Saturday, December 5, 2009

As another side note: while doing a punishingly long workout today at the gym, I watched a daytime talk show (I think Maury Povich) talk about people with huge babies - and by huge I mean two-year olds with fat-flattened faces weighing in at nearly 80lbs, rolling arms and hips just to walk.

The funny thing is, the women who brought their incredibly fat kids on the show whined about how hard it was to keep food from their kids, because it's what they loved so much. One little boy, age three, was nearly 120lbs. At age three.

The thing is, there have been studies directly linking high fat, high sugar diets to a lack of intellectual growth, and the retardation of growth both physical and mental of the kids in the show were pretty clear.

I kept wondering why someone would allow their children to eat so much, and then the pictures of the parents - easily hundreds of pounds obese themselves - were shown as well.

The reply to the question of the talk show: "My baby is hugely fat! Help!" seems pretty simple:

Okay stop ABUSING your child. You allow your child to eat fifteen hamburgers in a sitting? That's abuse by neglect. You allow your child to drink over four thousand calories in a shake? That's abuse by neglect. So rather than ask what could be done, my question is, why aren't these parents getting CSD visits?

And the answer is usually that parents who overfeed their kids outnumber the parents who beat, humiliate, or commit various physical atrocities on their offspring by a vast amount, so CSD is probably less worried about your budding ten-year old triple bypass recipient and more worried about the three kids whose father beats them to within an inch of their lives in the name of "discipline".

The Amanda Knox post

I will say only this about Amanda Knox and her family:

The family of the victim, Kirschener will never see or hear their daughter's voice or life again.

Amanda Knox's family may have to deal with Knox being "branded a murderer" or dealing with their daughter behind bars for twenty-five years, but they are most certainly NOT the victims here.

The victim died at the hands of three people that night who committed heinous acts.
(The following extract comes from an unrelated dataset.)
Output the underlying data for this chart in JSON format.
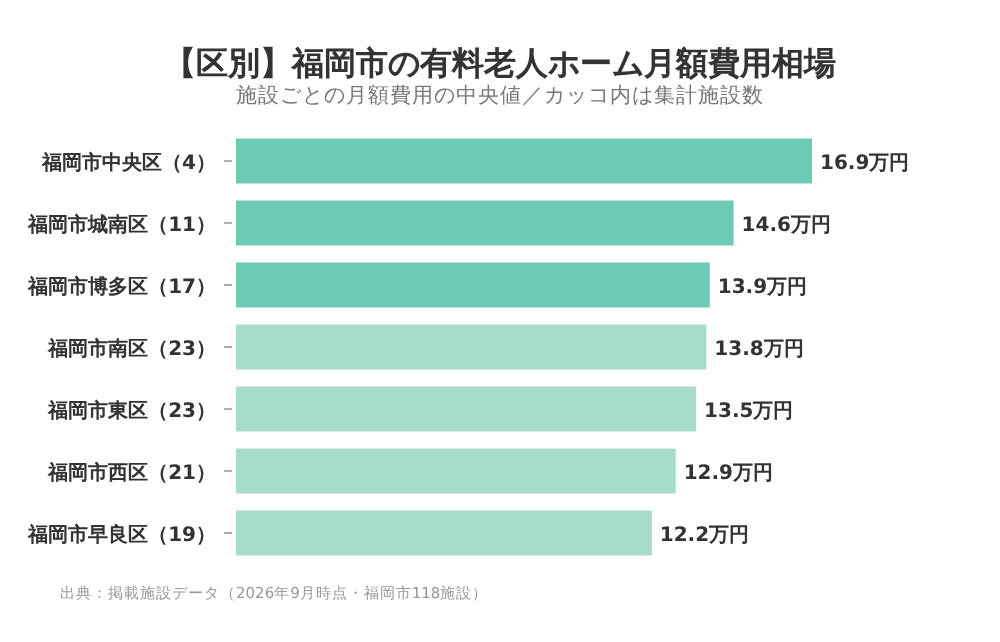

Knox and the other two defendants were convicted. Whether the judge and jury made the right or the wrong call is not up to the court of public opinion around a pretty white American girl who killed Meredith Kercher after helping two men sexually assault her. It is up to the judge and jury.

For me, I applauded the decision, and while I empathize with the family of Knox, because yeah, it sucks that their daughter is convicted of a murder most heinous and foul (and yes, probably drug-fueled), they're overlooking the crucial fact that their daughter is alive.

Her victim cannot say the same thing. Meredith Kercher died terrified and in fear for her life, and Knox, her co-murderers, and her family are simply whining about how unfair the conviction might be, when the people who truly are the victims in all of this have said nothing at all.

Meredith Kercher's family deserves more than to hear the Knox family rage against the unfairness of it all. In point of fact, Meredith Kercher herself deserves far more than that, at all.